“Get your heart checked.”
That’s the message Libby McMahon wants to get out to the community after having a heart attack three years ago.
A recent report from Baker IDI Heart and Diabetes Institute has called for cardiovascular health to become a priority among the community, health professionals and governments.
Too many people with risk factors for heart disease, such as high cholesterol, high blood pressure or type 2 diabetes went untreated, the report said.
Ms McMahon had a mild heart attack in January 2013.
“Heart disease isn’t well publicised. I thought a heart attack was like the movies where you hold on to your chest and you fall down- which apparently it is, but they’re the ones that you die from,” she said.
“I just felt revolting. I felt like I had been hit by a bus, totally exhausted.”
It wasn’t until her husband convinced her to go to hospital instead of work like she had planned, that Ms McMahon was told she was having a heart attack.
“I did have signs that I totally ignored. I had tightness in my chest, I had breathlessness, I was burping and I had indigestion, I had hot flushes. But they could all be justified,” she said.
The hot flushes were attributed to the 40-degree January heat, Ms McMahon said. The indigestion was simply from her lunch. And as for the exhaustion, it had been busy.
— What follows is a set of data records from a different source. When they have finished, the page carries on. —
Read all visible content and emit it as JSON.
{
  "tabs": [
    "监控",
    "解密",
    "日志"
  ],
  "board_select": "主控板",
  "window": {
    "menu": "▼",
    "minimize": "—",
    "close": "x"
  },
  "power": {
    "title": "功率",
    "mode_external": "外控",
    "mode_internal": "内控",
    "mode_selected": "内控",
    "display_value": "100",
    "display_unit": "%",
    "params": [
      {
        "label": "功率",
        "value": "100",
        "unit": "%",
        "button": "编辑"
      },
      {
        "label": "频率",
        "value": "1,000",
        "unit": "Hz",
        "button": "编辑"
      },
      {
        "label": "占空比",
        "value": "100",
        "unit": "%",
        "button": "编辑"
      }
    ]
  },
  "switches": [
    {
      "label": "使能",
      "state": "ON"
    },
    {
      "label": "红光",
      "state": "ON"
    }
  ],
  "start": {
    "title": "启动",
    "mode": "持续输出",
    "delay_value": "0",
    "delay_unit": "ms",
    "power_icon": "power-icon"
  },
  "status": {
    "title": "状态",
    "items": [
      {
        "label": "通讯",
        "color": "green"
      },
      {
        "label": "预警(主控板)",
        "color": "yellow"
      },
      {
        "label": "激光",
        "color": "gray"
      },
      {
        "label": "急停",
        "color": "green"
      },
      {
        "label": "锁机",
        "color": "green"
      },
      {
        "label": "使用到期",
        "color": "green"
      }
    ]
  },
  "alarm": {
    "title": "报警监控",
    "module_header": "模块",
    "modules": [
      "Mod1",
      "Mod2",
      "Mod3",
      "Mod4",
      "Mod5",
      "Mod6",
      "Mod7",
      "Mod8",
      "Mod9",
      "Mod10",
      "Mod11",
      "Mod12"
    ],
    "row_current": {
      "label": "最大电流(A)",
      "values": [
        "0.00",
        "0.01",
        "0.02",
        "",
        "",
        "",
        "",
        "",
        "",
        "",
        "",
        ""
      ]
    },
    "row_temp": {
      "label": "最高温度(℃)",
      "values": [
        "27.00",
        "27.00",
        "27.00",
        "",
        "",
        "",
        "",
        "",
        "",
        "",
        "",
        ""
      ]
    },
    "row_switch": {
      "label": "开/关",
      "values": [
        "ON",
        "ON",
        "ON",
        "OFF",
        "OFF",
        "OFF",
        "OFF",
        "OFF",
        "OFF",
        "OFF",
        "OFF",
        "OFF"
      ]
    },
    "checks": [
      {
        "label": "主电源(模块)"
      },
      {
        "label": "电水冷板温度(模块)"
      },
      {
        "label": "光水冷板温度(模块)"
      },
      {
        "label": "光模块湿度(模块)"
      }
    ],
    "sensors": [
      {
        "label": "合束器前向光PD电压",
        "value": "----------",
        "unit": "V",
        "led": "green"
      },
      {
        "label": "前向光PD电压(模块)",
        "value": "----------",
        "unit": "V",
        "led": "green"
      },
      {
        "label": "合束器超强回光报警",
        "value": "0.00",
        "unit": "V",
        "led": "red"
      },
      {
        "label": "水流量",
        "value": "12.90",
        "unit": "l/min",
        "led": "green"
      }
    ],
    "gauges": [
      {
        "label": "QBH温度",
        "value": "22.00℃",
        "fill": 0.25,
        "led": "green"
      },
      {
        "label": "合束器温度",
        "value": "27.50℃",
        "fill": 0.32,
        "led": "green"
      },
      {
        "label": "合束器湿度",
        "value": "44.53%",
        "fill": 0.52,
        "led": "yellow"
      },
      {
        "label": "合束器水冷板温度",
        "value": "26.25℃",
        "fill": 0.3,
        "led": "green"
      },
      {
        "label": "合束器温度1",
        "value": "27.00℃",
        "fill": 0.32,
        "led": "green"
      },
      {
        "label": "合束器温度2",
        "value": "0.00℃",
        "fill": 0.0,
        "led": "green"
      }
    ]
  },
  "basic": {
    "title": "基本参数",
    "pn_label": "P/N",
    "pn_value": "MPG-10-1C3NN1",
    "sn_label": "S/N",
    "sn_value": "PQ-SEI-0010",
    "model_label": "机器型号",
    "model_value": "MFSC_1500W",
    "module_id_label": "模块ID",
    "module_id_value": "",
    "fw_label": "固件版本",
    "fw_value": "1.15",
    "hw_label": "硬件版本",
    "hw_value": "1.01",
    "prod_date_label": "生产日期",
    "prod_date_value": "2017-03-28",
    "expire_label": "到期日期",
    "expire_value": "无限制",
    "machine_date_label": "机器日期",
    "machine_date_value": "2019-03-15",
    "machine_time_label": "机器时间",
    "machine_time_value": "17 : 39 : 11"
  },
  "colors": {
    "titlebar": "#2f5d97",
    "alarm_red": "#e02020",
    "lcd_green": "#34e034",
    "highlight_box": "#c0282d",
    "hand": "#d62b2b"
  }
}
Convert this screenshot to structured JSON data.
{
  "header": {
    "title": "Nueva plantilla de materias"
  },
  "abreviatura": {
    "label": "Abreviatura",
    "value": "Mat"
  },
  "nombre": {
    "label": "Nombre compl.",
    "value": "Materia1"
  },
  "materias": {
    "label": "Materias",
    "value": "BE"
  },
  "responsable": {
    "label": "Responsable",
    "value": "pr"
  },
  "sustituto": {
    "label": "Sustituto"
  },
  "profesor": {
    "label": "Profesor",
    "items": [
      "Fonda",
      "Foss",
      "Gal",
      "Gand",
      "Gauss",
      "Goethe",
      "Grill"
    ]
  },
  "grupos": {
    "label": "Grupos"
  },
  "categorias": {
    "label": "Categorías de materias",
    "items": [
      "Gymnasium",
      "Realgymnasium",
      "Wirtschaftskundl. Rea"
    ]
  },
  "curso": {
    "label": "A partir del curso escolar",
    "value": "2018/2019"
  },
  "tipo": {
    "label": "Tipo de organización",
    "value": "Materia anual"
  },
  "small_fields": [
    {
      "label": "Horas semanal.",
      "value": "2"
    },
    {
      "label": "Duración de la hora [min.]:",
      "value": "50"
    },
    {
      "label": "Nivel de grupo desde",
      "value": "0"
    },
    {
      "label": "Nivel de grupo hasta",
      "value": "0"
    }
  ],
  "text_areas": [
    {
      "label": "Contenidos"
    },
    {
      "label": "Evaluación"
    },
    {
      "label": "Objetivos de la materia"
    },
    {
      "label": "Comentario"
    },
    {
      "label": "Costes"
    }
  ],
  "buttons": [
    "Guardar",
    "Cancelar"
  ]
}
“I just put it down to, ‘we just had Christmas’ and I had two weddings booked in that weekend to do. Life’s just busy, everyone is busy, and so you justify it away,” she said.
Now Ms McMahon encourages her children and siblings, as well as the rest of the community, to get their hearts checked.
“The biggest thing is if you’ve had a heart attack or you have heart disease in your family you must go and get it checked. Get your children checked, it’s very important,” she said.
“Women are fantastic at getting mammograms and we all go and get pap smears but we don’t get our hearts checked.”